< Psalmen 51 >
1 Voor muziekbegeleiding. Een psalm van David, nadat de profeet Natan bij hem was gekomen, omdat hij gemeenschap met Bat-Sjéba had gehad. Erbarm U mijner naar uw genade, o God; Delg mijn misdaden uit naar uw grote ontferming;
For the end, a Psalm of David, when Nathan the prophet came to him, when he had gone to Bersabee. Have mercy upon me, O God, according to thy great mercy; and according to the multitude of thy compassions blot out my transgression.
2 Was mij vlekkeloos schoon van mijn schuld, En reinig mij van mijn zonde.
Wash me thoroughly from mine iniquity, and cleanse me from my sin.
3 Want ik ben mij mijn misdaad bewust, En mijn zonde staat mij steeds voor de geest:
For I am conscious of mine iniquity; and my sin is continually before me.
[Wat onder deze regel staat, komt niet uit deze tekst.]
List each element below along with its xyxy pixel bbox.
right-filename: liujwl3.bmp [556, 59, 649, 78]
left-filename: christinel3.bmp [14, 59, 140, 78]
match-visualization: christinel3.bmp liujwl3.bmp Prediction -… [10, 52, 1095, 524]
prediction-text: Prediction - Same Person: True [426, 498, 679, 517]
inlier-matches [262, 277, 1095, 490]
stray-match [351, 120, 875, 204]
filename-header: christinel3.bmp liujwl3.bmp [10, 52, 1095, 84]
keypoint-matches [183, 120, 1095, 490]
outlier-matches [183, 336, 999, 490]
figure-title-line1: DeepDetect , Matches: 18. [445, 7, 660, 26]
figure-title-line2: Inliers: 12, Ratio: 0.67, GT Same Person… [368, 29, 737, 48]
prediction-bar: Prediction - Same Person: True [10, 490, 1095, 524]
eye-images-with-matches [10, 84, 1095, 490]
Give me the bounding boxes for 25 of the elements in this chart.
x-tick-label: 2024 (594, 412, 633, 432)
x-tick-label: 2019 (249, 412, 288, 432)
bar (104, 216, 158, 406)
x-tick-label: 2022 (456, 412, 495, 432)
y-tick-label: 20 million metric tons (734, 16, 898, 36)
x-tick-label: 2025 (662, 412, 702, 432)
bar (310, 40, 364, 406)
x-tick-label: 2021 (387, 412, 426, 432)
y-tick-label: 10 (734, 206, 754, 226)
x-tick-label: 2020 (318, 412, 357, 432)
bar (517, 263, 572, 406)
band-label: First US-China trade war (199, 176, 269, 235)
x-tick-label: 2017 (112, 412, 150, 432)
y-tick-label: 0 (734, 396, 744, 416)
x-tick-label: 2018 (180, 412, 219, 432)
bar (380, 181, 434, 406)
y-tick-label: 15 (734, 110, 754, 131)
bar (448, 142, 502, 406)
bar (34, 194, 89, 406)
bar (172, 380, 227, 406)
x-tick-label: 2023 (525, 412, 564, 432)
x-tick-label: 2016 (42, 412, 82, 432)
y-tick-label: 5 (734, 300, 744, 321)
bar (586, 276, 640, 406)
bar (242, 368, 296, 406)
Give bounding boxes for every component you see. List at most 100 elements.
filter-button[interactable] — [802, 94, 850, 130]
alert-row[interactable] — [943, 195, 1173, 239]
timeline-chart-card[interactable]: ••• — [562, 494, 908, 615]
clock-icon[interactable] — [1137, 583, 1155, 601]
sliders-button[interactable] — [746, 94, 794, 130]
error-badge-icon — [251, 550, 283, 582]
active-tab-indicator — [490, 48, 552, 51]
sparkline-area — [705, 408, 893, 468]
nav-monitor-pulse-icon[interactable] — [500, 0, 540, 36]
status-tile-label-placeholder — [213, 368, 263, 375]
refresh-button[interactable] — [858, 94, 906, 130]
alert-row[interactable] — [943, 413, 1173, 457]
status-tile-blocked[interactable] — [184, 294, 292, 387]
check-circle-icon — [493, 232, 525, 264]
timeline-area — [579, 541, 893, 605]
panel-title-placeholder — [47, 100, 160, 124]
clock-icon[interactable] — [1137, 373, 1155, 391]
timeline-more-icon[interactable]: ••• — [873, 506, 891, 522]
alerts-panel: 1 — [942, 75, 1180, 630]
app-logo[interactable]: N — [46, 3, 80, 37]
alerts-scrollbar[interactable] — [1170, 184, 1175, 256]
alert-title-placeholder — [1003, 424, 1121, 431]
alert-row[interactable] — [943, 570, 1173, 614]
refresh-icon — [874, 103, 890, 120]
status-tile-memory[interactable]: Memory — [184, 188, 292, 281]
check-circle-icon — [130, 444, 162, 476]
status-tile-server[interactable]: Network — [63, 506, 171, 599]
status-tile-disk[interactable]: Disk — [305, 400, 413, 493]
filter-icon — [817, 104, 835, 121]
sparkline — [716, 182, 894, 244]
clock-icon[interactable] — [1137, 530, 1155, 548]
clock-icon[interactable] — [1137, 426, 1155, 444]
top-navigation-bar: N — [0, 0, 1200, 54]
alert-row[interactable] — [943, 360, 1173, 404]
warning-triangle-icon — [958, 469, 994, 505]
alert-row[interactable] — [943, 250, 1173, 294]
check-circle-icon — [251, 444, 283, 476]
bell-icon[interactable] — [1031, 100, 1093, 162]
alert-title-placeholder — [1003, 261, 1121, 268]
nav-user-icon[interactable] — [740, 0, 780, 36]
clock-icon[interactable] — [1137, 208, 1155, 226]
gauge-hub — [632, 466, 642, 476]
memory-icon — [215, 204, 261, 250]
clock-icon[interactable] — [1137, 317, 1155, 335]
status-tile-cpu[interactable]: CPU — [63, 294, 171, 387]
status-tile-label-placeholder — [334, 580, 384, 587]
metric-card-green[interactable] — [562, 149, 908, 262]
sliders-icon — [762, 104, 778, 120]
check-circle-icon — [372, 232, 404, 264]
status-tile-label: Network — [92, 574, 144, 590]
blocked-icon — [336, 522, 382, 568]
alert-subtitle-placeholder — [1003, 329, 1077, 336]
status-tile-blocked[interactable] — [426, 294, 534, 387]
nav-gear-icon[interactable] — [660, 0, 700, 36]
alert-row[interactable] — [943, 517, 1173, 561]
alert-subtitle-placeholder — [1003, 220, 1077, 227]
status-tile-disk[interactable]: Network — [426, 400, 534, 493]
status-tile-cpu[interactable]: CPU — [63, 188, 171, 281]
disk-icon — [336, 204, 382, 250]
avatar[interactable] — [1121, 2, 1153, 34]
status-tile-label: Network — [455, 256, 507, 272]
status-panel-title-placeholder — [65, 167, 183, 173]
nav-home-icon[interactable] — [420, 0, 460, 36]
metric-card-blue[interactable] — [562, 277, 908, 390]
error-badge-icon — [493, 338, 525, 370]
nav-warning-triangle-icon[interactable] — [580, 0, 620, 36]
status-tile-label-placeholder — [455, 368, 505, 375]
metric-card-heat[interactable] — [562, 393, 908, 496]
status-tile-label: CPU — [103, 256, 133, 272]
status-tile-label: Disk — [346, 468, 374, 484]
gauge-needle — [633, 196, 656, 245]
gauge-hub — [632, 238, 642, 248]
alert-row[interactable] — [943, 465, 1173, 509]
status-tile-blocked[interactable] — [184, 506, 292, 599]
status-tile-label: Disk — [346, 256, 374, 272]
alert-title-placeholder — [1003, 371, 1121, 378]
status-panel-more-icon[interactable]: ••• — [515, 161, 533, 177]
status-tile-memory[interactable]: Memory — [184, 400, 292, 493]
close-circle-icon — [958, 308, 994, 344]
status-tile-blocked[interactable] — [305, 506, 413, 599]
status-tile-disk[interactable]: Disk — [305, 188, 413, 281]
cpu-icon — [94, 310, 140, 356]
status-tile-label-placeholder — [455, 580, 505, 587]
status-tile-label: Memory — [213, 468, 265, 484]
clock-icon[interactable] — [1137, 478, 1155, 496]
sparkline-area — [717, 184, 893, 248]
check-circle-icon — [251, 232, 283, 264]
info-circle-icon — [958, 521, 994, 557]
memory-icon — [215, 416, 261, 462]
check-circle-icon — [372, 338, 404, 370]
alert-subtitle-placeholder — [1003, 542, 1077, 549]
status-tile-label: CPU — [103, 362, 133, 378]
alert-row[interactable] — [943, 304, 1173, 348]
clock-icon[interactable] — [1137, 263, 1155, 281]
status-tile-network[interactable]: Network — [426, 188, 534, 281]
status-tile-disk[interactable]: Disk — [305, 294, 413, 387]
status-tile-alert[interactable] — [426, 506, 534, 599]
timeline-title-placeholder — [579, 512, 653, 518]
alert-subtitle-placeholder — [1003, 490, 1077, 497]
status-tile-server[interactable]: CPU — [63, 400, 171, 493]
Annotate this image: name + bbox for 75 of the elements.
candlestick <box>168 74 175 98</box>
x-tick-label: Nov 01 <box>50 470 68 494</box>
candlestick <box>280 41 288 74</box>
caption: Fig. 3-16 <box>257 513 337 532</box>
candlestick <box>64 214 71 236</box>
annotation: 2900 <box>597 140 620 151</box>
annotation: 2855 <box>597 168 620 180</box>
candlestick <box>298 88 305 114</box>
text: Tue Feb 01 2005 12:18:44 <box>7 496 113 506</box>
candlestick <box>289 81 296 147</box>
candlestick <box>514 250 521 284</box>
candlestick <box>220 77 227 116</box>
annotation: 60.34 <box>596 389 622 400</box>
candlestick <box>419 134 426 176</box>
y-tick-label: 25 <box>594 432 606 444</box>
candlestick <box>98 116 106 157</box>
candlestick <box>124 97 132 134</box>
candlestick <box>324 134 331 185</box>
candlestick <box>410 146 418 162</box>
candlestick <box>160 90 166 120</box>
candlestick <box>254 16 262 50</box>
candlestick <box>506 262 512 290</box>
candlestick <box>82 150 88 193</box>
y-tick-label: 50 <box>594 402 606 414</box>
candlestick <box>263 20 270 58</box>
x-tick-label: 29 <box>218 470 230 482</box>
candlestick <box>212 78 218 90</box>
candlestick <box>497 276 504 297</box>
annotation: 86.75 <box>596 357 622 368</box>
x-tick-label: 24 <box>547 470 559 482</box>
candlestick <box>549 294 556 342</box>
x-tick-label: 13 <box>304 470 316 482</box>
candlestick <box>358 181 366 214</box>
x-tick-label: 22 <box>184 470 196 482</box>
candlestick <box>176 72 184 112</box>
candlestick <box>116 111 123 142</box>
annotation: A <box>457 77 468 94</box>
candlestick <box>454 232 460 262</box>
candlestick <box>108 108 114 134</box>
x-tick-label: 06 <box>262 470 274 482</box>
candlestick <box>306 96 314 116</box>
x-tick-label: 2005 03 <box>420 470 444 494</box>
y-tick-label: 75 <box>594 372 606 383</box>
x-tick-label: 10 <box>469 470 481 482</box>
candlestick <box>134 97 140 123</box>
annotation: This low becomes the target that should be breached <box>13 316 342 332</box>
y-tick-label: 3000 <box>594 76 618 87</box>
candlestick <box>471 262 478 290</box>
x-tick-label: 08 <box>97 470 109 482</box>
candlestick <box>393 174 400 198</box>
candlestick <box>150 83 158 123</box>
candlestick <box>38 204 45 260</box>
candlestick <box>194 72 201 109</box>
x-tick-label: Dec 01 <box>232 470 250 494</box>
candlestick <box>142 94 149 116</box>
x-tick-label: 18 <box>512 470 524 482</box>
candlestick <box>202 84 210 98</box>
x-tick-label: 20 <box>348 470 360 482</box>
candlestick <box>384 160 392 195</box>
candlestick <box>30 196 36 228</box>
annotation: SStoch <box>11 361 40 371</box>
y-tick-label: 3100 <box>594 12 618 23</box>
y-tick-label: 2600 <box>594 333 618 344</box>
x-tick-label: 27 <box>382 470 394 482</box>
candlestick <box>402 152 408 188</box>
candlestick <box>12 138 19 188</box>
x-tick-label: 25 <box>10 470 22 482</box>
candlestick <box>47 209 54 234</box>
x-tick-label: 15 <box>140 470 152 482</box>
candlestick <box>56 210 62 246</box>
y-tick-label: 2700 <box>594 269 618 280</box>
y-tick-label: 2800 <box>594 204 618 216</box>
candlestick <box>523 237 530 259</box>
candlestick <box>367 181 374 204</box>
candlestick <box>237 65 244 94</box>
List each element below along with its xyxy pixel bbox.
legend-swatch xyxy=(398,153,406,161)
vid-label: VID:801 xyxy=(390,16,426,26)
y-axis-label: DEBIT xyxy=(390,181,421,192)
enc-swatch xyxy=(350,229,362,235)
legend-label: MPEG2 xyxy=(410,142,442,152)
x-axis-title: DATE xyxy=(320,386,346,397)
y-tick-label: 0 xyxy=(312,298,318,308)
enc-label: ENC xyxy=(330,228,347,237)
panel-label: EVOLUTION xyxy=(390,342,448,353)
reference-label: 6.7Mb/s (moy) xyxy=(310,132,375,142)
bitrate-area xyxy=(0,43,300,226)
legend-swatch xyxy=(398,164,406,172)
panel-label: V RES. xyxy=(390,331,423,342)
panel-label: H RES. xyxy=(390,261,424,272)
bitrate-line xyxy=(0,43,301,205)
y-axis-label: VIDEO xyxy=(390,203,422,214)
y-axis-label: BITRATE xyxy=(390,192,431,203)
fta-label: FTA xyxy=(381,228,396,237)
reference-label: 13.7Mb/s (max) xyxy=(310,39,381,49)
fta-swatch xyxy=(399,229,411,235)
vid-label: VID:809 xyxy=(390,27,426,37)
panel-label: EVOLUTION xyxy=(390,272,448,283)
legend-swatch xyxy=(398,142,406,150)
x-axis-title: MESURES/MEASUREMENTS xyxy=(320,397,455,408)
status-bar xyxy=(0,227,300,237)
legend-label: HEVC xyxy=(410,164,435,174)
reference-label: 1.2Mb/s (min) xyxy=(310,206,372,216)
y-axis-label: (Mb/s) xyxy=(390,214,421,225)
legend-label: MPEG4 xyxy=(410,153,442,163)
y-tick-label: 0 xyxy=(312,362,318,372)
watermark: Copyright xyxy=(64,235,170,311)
4 Tegen U, ach, tegen U heb ik gezondigd, En kwaad in uw ogen gedaan. Zo zult Gij rechtvaardig zijn in uw vonnis, En onberispelijk in uw gericht:
Against thee only have I sinned, and done evil before thee: that thou mightest be justified in thy sayings, and mightest overcome when thou art judged.
5 Want in ongerechtigheid ben ik geboren, En mijn moeder ontving mij in zonde.
For, behold, I was conceived in iniquities, and in sins did my mother conceive me.
6 Zie, Gij bemint de oprechtheid des harten: Daarom brengt Gij mijn geweten tot inkeer;
For, behold, thou lovest truth: thou hast manifested to me the secret and hidden things of thy wisdom.
7 Gij besprengt mij met hysop, en weer ben ik rein, Gij wast mij schoon, en ik ben blanker dan sneeuw.
Thou shalt sprinkle me with hyssop, and I shall be purified: thou shalt wash me, and I shall be made whiter than snow.
8 Laat mij weer vreugde en blijdschap genieten, En mijn beenderen juichen, die Gij hebt verbrijzeld;
Thou shalt cause me to hear gladness and joy: the afflicted bones shall rejoice.
9 Bedek uw gelaat voor mijn zonden, En delg al mijn misdaden uit.
Turn away thy face from my sins, and blot out all mine iniquities.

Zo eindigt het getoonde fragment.